"Efficient-vDiT: Efficient Video Diffusion Transformers With Attention Tile"
Below podcast on this paper is generated with Google's Illuminate.
https://arxiv.org/abs/2502.06155
The creation of high-quality videos using Diffusion Transformer (DiT) models is slow due to complex computations and many sampling steps. This paper addresses the slow video generation in 3D DiTs. It introduces methods to make video generation faster without significantly sacrificing video quality.

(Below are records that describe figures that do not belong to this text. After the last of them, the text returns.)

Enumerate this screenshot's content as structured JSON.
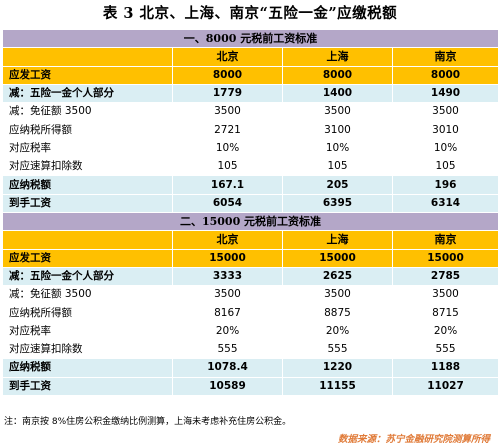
{
  "title": "表 3 北京、上海、南京“五险一金”应缴税额",
  "sections": [
    {
      "heading": "一、8000 元税前工资标准",
      "columns": [
        "北京",
        "上海",
        "南京"
      ],
      "rows": [
        {
          "label": "应发工资",
          "values": [
            "8000",
            "8000",
            "8000"
          ]
        },
        {
          "label": "减：五险一金个人部分",
          "values": [
            "1779",
            "1400",
            "1490"
          ]
        },
        {
          "label": "减：免征额 3500",
          "values": [
            "3500",
            "3500",
            "3500"
          ]
        },
        {
          "label": "应纳税所得额",
          "values": [
            "2721",
            "3100",
            "3010"
          ]
        },
        {
          "label": "对应税率",
          "values": [
            "10%",
            "10%",
            "10%"
          ]
        },
        {
          "label": "对应速算扣除数",
          "values": [
            "105",
            "105",
            "105"
          ]
        },
        {
          "label": "应纳税额",
          "values": [
            "167.1",
            "205",
            "196"
          ]
        },
        {
          "label": "到手工资",
          "values": [
            "6054",
            "6395",
            "6314"
          ]
        }
      ]
    },
    {
      "heading": "二、15000 元税前工资标准",
      "columns": [
        "北京",
        "上海",
        "南京"
      ],
      "rows": [
        {
          "label": "应发工资",
          "values": [
            "15000",
            "15000",
            "15000"
          ]
        },
        {
          "label": "减：五险一金个人部分",
          "values": [
            "3333",
            "2625",
            "2785"
          ]
        },
        {
          "label": "减：免征额 3500",
          "values": [
            "3500",
            "3500",
            "3500"
          ]
        },
        {
          "label": "应纳税所得额",
          "values": [
            "8167",
            "8875",
            "8715"
          ]
        },
        {
          "label": "对应税率",
          "values": [
            "20%",
            "20%",
            "20%"
          ]
        },
        {
          "label": "对应速算扣除数",
          "values": [
            "555",
            "555",
            "555"
          ]
        },
        {
          "label": "应纳税额",
          "values": [
            "1078.4",
            "1220",
            "1188"
          ]
        },
        {
          "label": "到手工资",
          "values": [
            "10589",
            "11155",
            "11027"
          ]
        }
      ]
    }
  ],
  "note": "注：南京按 8%住房公积金缴纳比例测算，上海未考虑补充住房公积金。",
  "source": "数据来源：苏宁金融研究院测算所得"
}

This paper proposes Efficient Video Diffusion Transformer (EFFICIENT-VDIT). EFFICIENT-VDIT uses sparse attention and reduces sampling steps. This makes video generation faster.
-----
📌 Exploits inherent video data redundancy via "Attention Tile" discovery. This allows for targeted sparse attention, reducing compute without significant quality loss. Achieves up to 7.8x speedup.
📌 Employs a refined three-stage training: Multi-Step Consistency Distillation, layer-wise sparsity search, and knowledge distillation. This pipeline efficiently transforms a pre-trained 3D Diffusion Transformer into a fast, performant model.
📌 EFFICIENT-VDIT is immediately deployable. It offers substantial inference acceleration, up to 7.8x faster, while preserving video quality. It also integrates well with distributed inference systems for further speedup.
----------
Methods Explored in this Paper 🔧:
→ This paper introduces "Attention Tile," a repetitive pattern in 3D DiT attention maps. Attention Tile shows that not every part of a video frame needs to attend to all other parts during processing.
→ Based on Attention Tile, the paper proposes sparse 3D attention. Sparse attention reduces computational complexity from quadratic to linear with respect to the number of video frames. Each frame attends to only a limited set of other frames.
→ Multi-step Consistency Distillation (MCD) is used to shorten the sampling process. MCD divides the video generation steps into segments. Consistency distillation is applied within each segment to enable faster generation.
→ EFFICIENT-VDIT combines sparse attention and MCD in a three-stage training process. The stages are Multi-Step Consistency Distillation, Layer-wise Sparsity Search, and Knowledge Distillation. This pipeline refines a pre-trained 3D DiT model to be efficient without losing much quality.
-----
Key Insights 💡:
→ Attention maps in 3D DiTs exhibit a repetitive "Attention Tile" structure. This redundancy can be exploited for efficiency.
→ Attention scores on the diagonal tiles of the attention map are significantly higher than off-diagonal tiles. This suggests focusing computation on diagonal tiles.
→ The "Attention Tile" pattern is consistent across different video inputs. This allows using a fixed sparse attention mask for various videos.
→ Different layers in the DiT model can tolerate different levels of sparsity. Layer-wise sparsity search optimizes performance by adapting sparsity per layer.
-----
Results 📊:
→ Achieves 7.4× to 7.8× speedup in generating 29 and 93 frame 720p videos. This is with a marginal performance trade-off on the VBench benchmark.
→ Reduces computation time using sparse attention kernels. For example, a 2:6 attention mask achieves a 1.86× speedup.
→ Maintains video quality on VBench, with scores within 1% of the original model, even at higher speedup ratios.
→ Demonstrates up to 3.91× additional speedup with distributed inference on 4 GPUs using sequence parallelism.